İlgili ara bölümün (“Kürt Ulusal Devrimi”) nispeten olumlu bu biricik pasajında bile yerinde görüş ve kaygılar ile oportünist değerlendirmeler içiçedir. Sorun öylesine konulmaktadır ki, sanki PKK Kürdistan’da devrimi hedeflemektedir de bunu yalnızca Türkiye için gerçekçi görmemektedir. Oysa PKK’nin o dönem izlediği çizgide bir tutarsızlık değil mantıksal bütünlük vardı. PKK genel olarak devrimden umudunu kestiği ve düzen içi bir çözüme yöneldiği içindir ki “siyasal çözüm” çizgisini gündeme getirmişti. Bunun sonuçları kendini her alanda, bu arada “batıdaki” sınıf mücadelesine ve sol harekete yaklaşımda da gösteriyordu. (Buradaki mantıksal bütünlüğü tüm açıklığı ile görmek için Mart 1995’de gerçekleşen EKİM 3. Genel Konferansı’nın konya ilişkin değerlendirmelerine bakılabilir.)

Fakat burada konumuz bu değil; PKK’yi bizzat bu pasaj üzerinden de mazur göstermeye yönelen oportünist çabalar üzerinde daha önce durmuştuk.

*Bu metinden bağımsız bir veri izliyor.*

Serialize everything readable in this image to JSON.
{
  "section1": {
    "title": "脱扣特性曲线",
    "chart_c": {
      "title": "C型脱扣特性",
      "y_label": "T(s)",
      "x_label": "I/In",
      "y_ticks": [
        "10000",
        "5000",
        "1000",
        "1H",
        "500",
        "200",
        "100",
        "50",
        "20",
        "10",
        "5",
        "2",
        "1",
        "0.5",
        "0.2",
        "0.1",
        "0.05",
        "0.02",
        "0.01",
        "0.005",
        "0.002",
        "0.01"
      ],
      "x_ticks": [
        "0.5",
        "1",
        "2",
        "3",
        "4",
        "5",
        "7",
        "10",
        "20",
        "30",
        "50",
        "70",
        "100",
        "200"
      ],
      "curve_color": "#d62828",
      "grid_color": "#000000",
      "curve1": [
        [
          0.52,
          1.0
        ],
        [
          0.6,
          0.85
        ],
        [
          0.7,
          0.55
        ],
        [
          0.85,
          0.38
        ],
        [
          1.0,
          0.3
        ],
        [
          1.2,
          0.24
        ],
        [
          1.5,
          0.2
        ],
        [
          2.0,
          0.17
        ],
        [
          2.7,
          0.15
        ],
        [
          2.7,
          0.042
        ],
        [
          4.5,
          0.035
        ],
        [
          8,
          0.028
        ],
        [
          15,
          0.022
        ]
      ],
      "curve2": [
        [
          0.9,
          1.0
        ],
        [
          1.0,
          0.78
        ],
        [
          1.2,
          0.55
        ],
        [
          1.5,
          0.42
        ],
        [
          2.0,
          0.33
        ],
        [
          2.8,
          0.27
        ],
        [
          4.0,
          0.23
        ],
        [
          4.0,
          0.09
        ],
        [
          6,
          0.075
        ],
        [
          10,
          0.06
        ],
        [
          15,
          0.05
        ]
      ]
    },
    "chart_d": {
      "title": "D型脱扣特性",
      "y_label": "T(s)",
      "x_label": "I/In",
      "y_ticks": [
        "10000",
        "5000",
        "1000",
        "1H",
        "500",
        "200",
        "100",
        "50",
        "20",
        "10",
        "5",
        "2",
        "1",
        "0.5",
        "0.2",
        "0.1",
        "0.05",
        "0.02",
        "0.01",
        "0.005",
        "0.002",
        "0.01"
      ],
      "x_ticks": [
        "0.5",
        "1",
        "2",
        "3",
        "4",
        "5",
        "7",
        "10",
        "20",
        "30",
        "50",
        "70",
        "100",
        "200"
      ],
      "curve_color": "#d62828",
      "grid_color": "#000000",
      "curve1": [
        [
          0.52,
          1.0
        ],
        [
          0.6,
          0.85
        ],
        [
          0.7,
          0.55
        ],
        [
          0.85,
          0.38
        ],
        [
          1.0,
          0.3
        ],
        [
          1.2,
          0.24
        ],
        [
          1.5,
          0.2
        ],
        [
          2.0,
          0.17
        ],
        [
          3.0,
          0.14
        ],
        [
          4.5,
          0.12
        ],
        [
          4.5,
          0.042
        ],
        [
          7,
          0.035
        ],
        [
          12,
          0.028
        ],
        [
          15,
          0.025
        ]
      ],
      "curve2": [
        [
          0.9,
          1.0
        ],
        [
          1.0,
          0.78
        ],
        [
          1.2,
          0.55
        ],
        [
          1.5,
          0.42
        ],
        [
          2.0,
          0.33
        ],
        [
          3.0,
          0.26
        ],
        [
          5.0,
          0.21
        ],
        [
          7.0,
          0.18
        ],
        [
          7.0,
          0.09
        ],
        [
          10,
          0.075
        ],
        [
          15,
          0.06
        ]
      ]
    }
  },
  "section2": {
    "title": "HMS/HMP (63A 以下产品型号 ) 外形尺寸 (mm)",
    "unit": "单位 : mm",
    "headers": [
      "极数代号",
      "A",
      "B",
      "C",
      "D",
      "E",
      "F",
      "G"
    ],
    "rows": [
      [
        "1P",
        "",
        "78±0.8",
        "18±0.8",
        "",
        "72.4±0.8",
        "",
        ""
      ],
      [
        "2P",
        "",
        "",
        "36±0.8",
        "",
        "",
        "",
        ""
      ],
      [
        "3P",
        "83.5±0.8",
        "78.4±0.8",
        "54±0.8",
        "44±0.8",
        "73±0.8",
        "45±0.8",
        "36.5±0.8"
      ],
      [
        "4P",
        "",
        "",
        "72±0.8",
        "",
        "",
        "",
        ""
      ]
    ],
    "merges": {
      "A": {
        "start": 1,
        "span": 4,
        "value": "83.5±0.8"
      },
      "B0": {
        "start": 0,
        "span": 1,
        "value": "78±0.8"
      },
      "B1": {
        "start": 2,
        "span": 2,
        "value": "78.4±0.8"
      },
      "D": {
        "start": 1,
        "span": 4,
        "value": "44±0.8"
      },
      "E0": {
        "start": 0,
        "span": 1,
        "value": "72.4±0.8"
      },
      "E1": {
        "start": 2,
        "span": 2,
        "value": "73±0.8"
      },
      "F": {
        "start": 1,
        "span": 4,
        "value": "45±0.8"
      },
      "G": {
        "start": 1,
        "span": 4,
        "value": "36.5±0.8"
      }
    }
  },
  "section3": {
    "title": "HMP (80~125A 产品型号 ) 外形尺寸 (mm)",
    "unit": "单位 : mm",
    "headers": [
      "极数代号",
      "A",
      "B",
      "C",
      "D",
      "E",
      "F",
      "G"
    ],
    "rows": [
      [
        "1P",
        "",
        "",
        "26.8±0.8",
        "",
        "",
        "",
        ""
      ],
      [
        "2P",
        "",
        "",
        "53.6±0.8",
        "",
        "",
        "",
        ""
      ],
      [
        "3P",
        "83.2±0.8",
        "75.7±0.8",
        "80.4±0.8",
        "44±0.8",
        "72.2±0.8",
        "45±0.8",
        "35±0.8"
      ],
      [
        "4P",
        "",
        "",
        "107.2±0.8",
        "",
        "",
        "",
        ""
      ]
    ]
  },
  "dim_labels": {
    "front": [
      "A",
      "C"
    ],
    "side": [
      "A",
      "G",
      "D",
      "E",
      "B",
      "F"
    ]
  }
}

Burada bizi, aktardığımız pasajda bu oportünist mazur göstermeyle içiçe yer alan öteki vurgular ilgilendiriyor. Bunlardan ilki şudur: PKK’nin Türkiye devrimci hareketini “burjuva demokrasisi güçleri” ve “küçük-burjuva yasalcı parlamentarist güçler”le bir “sol birlik” oluşturmaya yönelten çabalarının gerisinde, “birleşik devrim olanağından umudun kesilmesi” gerçeği vardır. Bizzat MLKP 2. Kongresi tarafından, Türkiye devriminden umut kesilmesi ile reformist güçlerle “sol birlik” arayışı arasında kurulan bu kopmaz bağ, bugünkü gelişmeler ışığında apayrı bir anlam ve önem kazanmaktadır.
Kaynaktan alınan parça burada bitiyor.